Both figures are aspirational targets for 2030, not production realities today. Still, Renault is clearly signaling it won’t cede the range anxiety argument to anyone, Chinese competitors included.

The company named its new architecture RGEV medium 2.0, covering everything from compact B-segment cars to larger D-segment models. Ultra-fast charging capable of meaningful top-ups in 10 minutes is promised by decade’s end. A first compact EV on the platform will lead the rollout, followed by EREV variants using the same bones.

Renault has earned some credibility here. The Renault 5 and Renault 4 were genuine European success stories last year, proving that personality and competitive pricing still move metal even in a crowded EV market. But scaling from charming retro hatchbacks to a full 800-volt lineup competing with BYD and its kin is a fundamentally different challenge.

The technical ambitions run deep. A third-generation electric motor developed entirely in-house ditches rare earth materials, hits 93 percent efficiency at highway speeds, delivers 275 horsepower, and costs 20 percent less than the current unit. Two battery chemistries will split the range: high energy density NMC cells for premium 800-volt models, and cheaper LFP packs for entry-level cars in the A and B segments.

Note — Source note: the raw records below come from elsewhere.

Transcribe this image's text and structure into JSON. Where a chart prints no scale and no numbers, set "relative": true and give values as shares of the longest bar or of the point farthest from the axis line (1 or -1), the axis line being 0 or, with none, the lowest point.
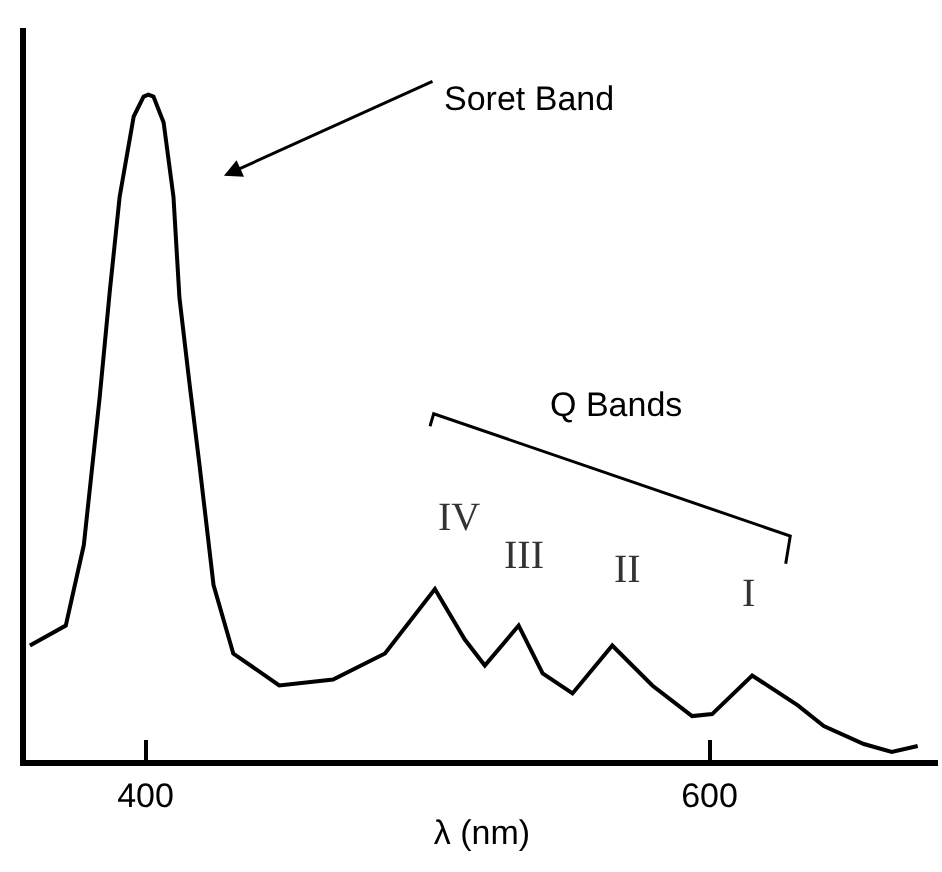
{
  "chart_data": {
    "type": "line",
    "relative": true,
    "xlabel": "λ (nm)",
    "xlim": [
      357.6,
      681
    ],
    "xticks": [
      400,
      600
    ],
    "marker": "none",
    "line_style": "solid",
    "x": [
      359.0,
      371.7,
      378.1,
      383.7,
      387.3,
      390.8,
      395.8,
      399.3,
      401.0,
      402.8,
      406.4,
      409.9,
      412.0,
      415.6,
      419.1,
      424.1,
      431.1,
      447.4,
      466.5,
      484.9,
      502.6,
      513.2,
      520.3,
      532.3,
      540.8,
      551.4,
      565.5,
      579.7,
      593.8,
      600.9,
      615.1,
      631.3,
      640.5,
      654.7,
      664.6,
      673.8
    ],
    "series": [
      {
        "color": "#000000",
        "values": [
          0.172,
          0.202,
          0.323,
          0.544,
          0.704,
          0.846,
          0.967,
          0.997,
          1.0,
          0.997,
          0.958,
          0.846,
          0.695,
          0.565,
          0.444,
          0.263,
          0.16,
          0.112,
          0.121,
          0.16,
          0.257,
          0.181,
          0.142,
          0.202,
          0.13,
          0.1,
          0.172,
          0.112,
          0.066,
          0.069,
          0.127,
          0.082,
          0.051,
          0.024,
          0.012,
          0.021
        ]
      }
    ],
    "annotations": [
      "Soret Band",
      "Q Bands",
      "IV",
      "III",
      "II",
      "I"
    ]
  }
}
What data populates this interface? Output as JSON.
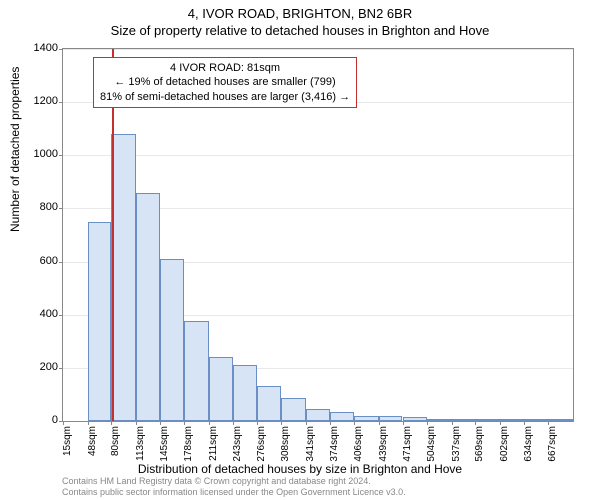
{
  "title_main": "4, IVOR ROAD, BRIGHTON, BN2 6BR",
  "title_sub": "Size of property relative to detached houses in Brighton and Hove",
  "y_axis_label": "Number of detached properties",
  "x_axis_label": "Distribution of detached houses by size in Brighton and Hove",
  "annotation": {
    "line1": "4 IVOR ROAD: 81sqm",
    "line2": "← 19% of detached houses are smaller (799)",
    "line3": "81% of semi-detached houses are larger (3,416) →"
  },
  "footer_line1": "Contains HM Land Registry data © Crown copyright and database right 2024.",
  "footer_line2": "Contains public sector information licensed under the Open Government Licence v3.0.",
  "chart": {
    "type": "histogram",
    "background_color": "#ffffff",
    "grid_color": "#e8e8e8",
    "axis_color": "#888888",
    "bar_fill": "#d6e4f5",
    "bar_border": "#6a8fc5",
    "marker_color": "#c43030",
    "marker_x_value": 81,
    "ylim": [
      0,
      1400
    ],
    "ytick_step": 200,
    "yticks": [
      0,
      200,
      400,
      600,
      800,
      1000,
      1200,
      1400
    ],
    "x_range": [
      15,
      700
    ],
    "x_tick_values": [
      15,
      48,
      80,
      113,
      145,
      178,
      211,
      243,
      276,
      308,
      341,
      374,
      406,
      439,
      471,
      504,
      537,
      569,
      602,
      634,
      667
    ],
    "x_tick_labels": [
      "15sqm",
      "48sqm",
      "80sqm",
      "113sqm",
      "145sqm",
      "178sqm",
      "211sqm",
      "243sqm",
      "276sqm",
      "308sqm",
      "341sqm",
      "374sqm",
      "406sqm",
      "439sqm",
      "471sqm",
      "504sqm",
      "537sqm",
      "569sqm",
      "602sqm",
      "634sqm",
      "667sqm"
    ],
    "bars": [
      {
        "x_left": 48,
        "x_right": 80,
        "value": 750
      },
      {
        "x_left": 80,
        "x_right": 113,
        "value": 1080
      },
      {
        "x_left": 113,
        "x_right": 145,
        "value": 860
      },
      {
        "x_left": 145,
        "x_right": 178,
        "value": 610
      },
      {
        "x_left": 178,
        "x_right": 211,
        "value": 375
      },
      {
        "x_left": 211,
        "x_right": 243,
        "value": 240
      },
      {
        "x_left": 243,
        "x_right": 276,
        "value": 210
      },
      {
        "x_left": 276,
        "x_right": 308,
        "value": 130
      },
      {
        "x_left": 308,
        "x_right": 341,
        "value": 85
      },
      {
        "x_left": 341,
        "x_right": 374,
        "value": 45
      },
      {
        "x_left": 374,
        "x_right": 406,
        "value": 35
      },
      {
        "x_left": 406,
        "x_right": 439,
        "value": 20
      },
      {
        "x_left": 439,
        "x_right": 471,
        "value": 18
      },
      {
        "x_left": 471,
        "x_right": 504,
        "value": 15
      },
      {
        "x_left": 504,
        "x_right": 537,
        "value": 8
      },
      {
        "x_left": 537,
        "x_right": 569,
        "value": 5
      },
      {
        "x_left": 569,
        "x_right": 602,
        "value": 5
      },
      {
        "x_left": 602,
        "x_right": 634,
        "value": 4
      },
      {
        "x_left": 634,
        "x_right": 667,
        "value": 3
      },
      {
        "x_left": 667,
        "x_right": 700,
        "value": 3
      }
    ],
    "title_fontsize": 13,
    "label_fontsize": 12,
    "tick_fontsize": 10
  }
}
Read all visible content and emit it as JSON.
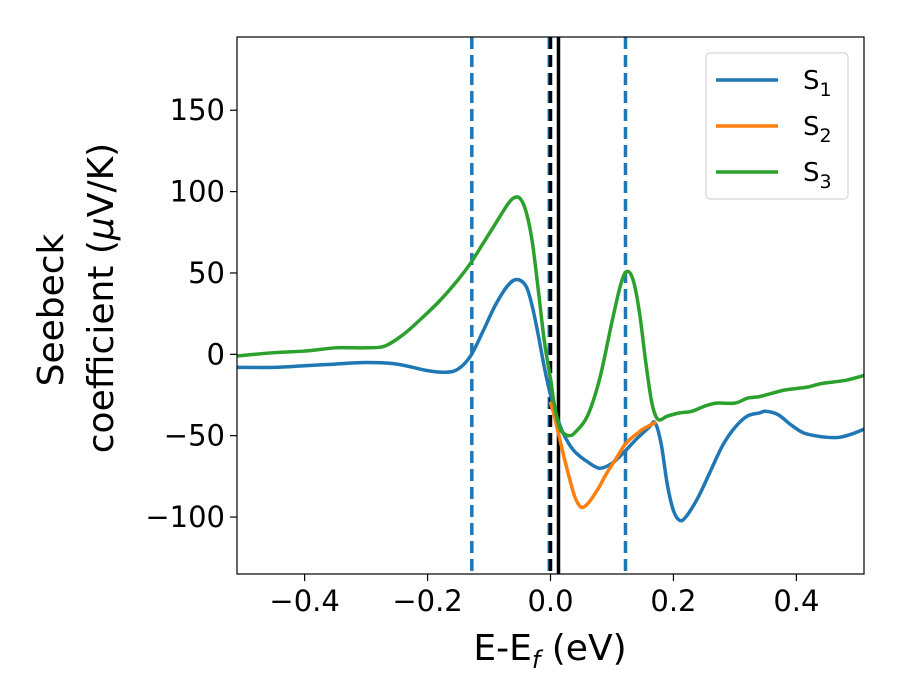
{
  "chart_data": {
    "type": "line",
    "xlabel_main": "E-E",
    "xlabel_sub": "f",
    "xlabel_unit": " (eV)",
    "ylabel_line1": "Seebeck",
    "ylabel_line2_text": "coefficient  (",
    "ylabel_mu": "μ",
    "ylabel_unit": "V/K)",
    "xlim": [
      -0.51,
      0.51
    ],
    "ylim": [
      -135,
      195
    ],
    "x_ticks": [
      -0.4,
      -0.2,
      0.0,
      0.2,
      0.4
    ],
    "x_tick_labels": [
      "−0.4",
      "−0.2",
      "0.0",
      "0.2",
      "0.4"
    ],
    "y_ticks": [
      -100,
      -50,
      0,
      50,
      100,
      150
    ],
    "y_tick_labels": [
      "−100",
      "−50",
      "0",
      "50",
      "100",
      "150"
    ],
    "grid": false,
    "legend_position": "top-right",
    "vlines": [
      {
        "x": -0.128,
        "style": "dashed",
        "color": "#1f77b4"
      },
      {
        "x": -0.002,
        "style": "dashed",
        "color": "#1f77b4"
      },
      {
        "x": 0.122,
        "style": "dashed",
        "color": "#1f77b4"
      },
      {
        "x": 0.0,
        "style": "dashed",
        "color": "#000000"
      },
      {
        "x": 0.013,
        "style": "solid",
        "color": "#000000"
      }
    ],
    "series": [
      {
        "name": "S",
        "sub": "1",
        "color": "#1f77b4",
        "x": [
          -0.51,
          -0.45,
          -0.4,
          -0.35,
          -0.3,
          -0.25,
          -0.2,
          -0.17,
          -0.15,
          -0.13,
          -0.11,
          -0.09,
          -0.07,
          -0.055,
          -0.04,
          -0.03,
          -0.02,
          -0.01,
          0.0,
          0.01,
          0.02,
          0.03,
          0.04,
          0.06,
          0.08,
          0.1,
          0.12,
          0.14,
          0.16,
          0.17,
          0.18,
          0.19,
          0.2,
          0.21,
          0.22,
          0.24,
          0.26,
          0.28,
          0.3,
          0.32,
          0.34,
          0.35,
          0.37,
          0.39,
          0.41,
          0.43,
          0.45,
          0.47,
          0.49,
          0.51
        ],
        "y": [
          -8,
          -8,
          -7,
          -6,
          -5,
          -6,
          -10,
          -11,
          -9,
          -1,
          14,
          30,
          42,
          46,
          42,
          30,
          12,
          -8,
          -25,
          -38,
          -48,
          -55,
          -60,
          -66,
          -70,
          -67,
          -60,
          -52,
          -45,
          -42,
          -55,
          -80,
          -96,
          -102,
          -100,
          -88,
          -72,
          -56,
          -45,
          -38,
          -36,
          -35,
          -37,
          -43,
          -48,
          -50,
          -51,
          -51,
          -49,
          -46
        ]
      },
      {
        "name": "S",
        "sub": "2",
        "color": "#ff7f0e",
        "x": [
          0.0,
          0.005,
          0.01,
          0.015,
          0.02,
          0.03,
          0.04,
          0.05,
          0.06,
          0.07,
          0.08,
          0.09,
          0.1,
          0.11,
          0.12,
          0.13,
          0.14,
          0.15,
          0.16,
          0.17
        ],
        "y": [
          -30,
          -36,
          -44,
          -52,
          -60,
          -75,
          -88,
          -94,
          -92,
          -87,
          -81,
          -74,
          -68,
          -62,
          -56,
          -52,
          -49,
          -46,
          -44,
          -42
        ]
      },
      {
        "name": "S",
        "sub": "3",
        "color": "#2ca02c",
        "x": [
          -0.51,
          -0.45,
          -0.4,
          -0.35,
          -0.32,
          -0.3,
          -0.27,
          -0.24,
          -0.21,
          -0.18,
          -0.15,
          -0.13,
          -0.11,
          -0.09,
          -0.07,
          -0.06,
          -0.05,
          -0.04,
          -0.03,
          -0.02,
          -0.01,
          0.0,
          0.005,
          0.01,
          0.015,
          0.02,
          0.03,
          0.04,
          0.06,
          0.08,
          0.1,
          0.115,
          0.125,
          0.135,
          0.145,
          0.155,
          0.165,
          0.175,
          0.19,
          0.21,
          0.23,
          0.25,
          0.27,
          0.3,
          0.32,
          0.34,
          0.36,
          0.38,
          0.4,
          0.42,
          0.44,
          0.46,
          0.48,
          0.51
        ],
        "y": [
          -1,
          1,
          2,
          4,
          4,
          4,
          5,
          12,
          22,
          33,
          46,
          56,
          68,
          80,
          92,
          96,
          96,
          88,
          70,
          40,
          8,
          -15,
          -28,
          -38,
          -45,
          -48,
          -50,
          -48,
          -38,
          -15,
          20,
          44,
          51,
          45,
          25,
          -5,
          -30,
          -40,
          -38,
          -36,
          -35,
          -32,
          -30,
          -30,
          -27,
          -26,
          -24,
          -22,
          -21,
          -20,
          -18,
          -17,
          -16,
          -13
        ]
      }
    ]
  }
}
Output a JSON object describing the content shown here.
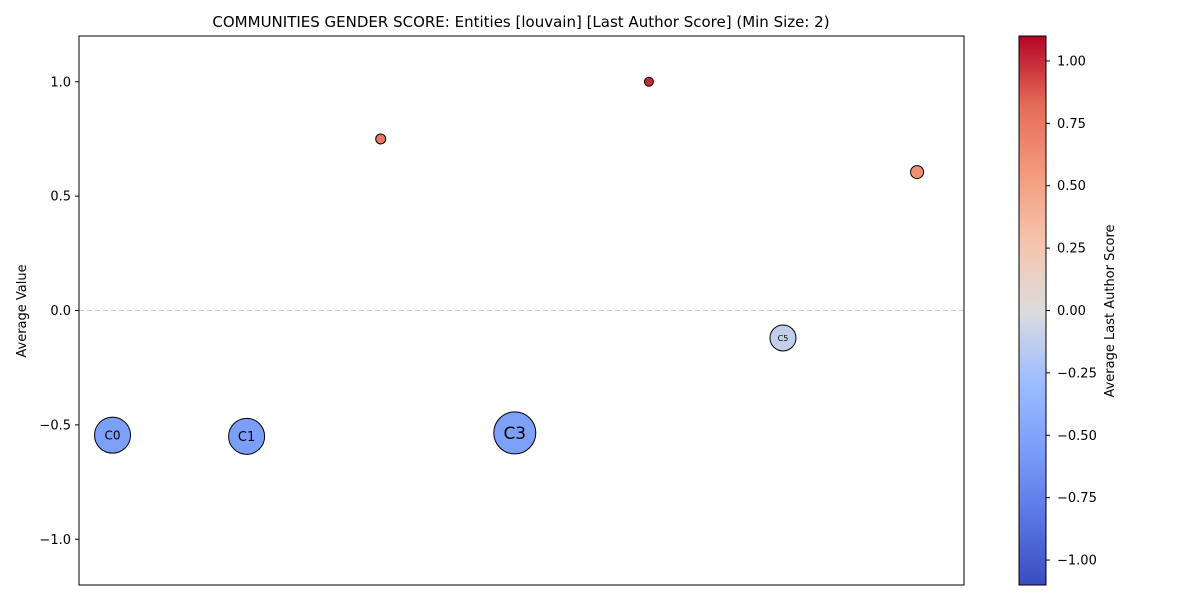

Smaller vehicles stick with 400-volt architecture and 20-minute fast charging.

Renault explicitly named Chinese automakers as the competitive benchmark for innovation, cost, and development speed. To match that pace, the company is compressing its product cycle from four years to two — an aggressive timeline that European manufacturers have historically struggled to hit. Every new project in the group is already operating on this accelerated schedule, according to Renault.

Across the group, the ambitions extend to 36 new models globally, spanning Renault, Dacia, and Alpine. Dacia picks up three new EVs, including an updated Spring with LFP batteries. Alpine gets the long-anticipated next-generation A110 in electric form. The spread is deliberate: budget city cars at the bottom, a proper sports car at the top, and a wall of electrified crossovers and compacts filling the middle.

The EREV play is particularly telling. Europe has been slower to embrace range extenders than China, where brands like BYD and Li Auto have turned them into massive sellers. Renault is betting that European buyers, many of whom still lack reliable home charging, will warm to the idea of a plugged-in car that never leaves you stranded. Wrapping that pitch in an 870-mile headline certainly helps.

Whether Renault can actually deliver all of this by 2030 at competitive prices remains the only question that matters. The company has a factory footprint, a motor it builds itself, and recent proof it can design cars people actually want. What it doesn’t yet have is a track record of moving at Chinese speed. The next four years will determine whether “futuREady” was a strategy or a slogan.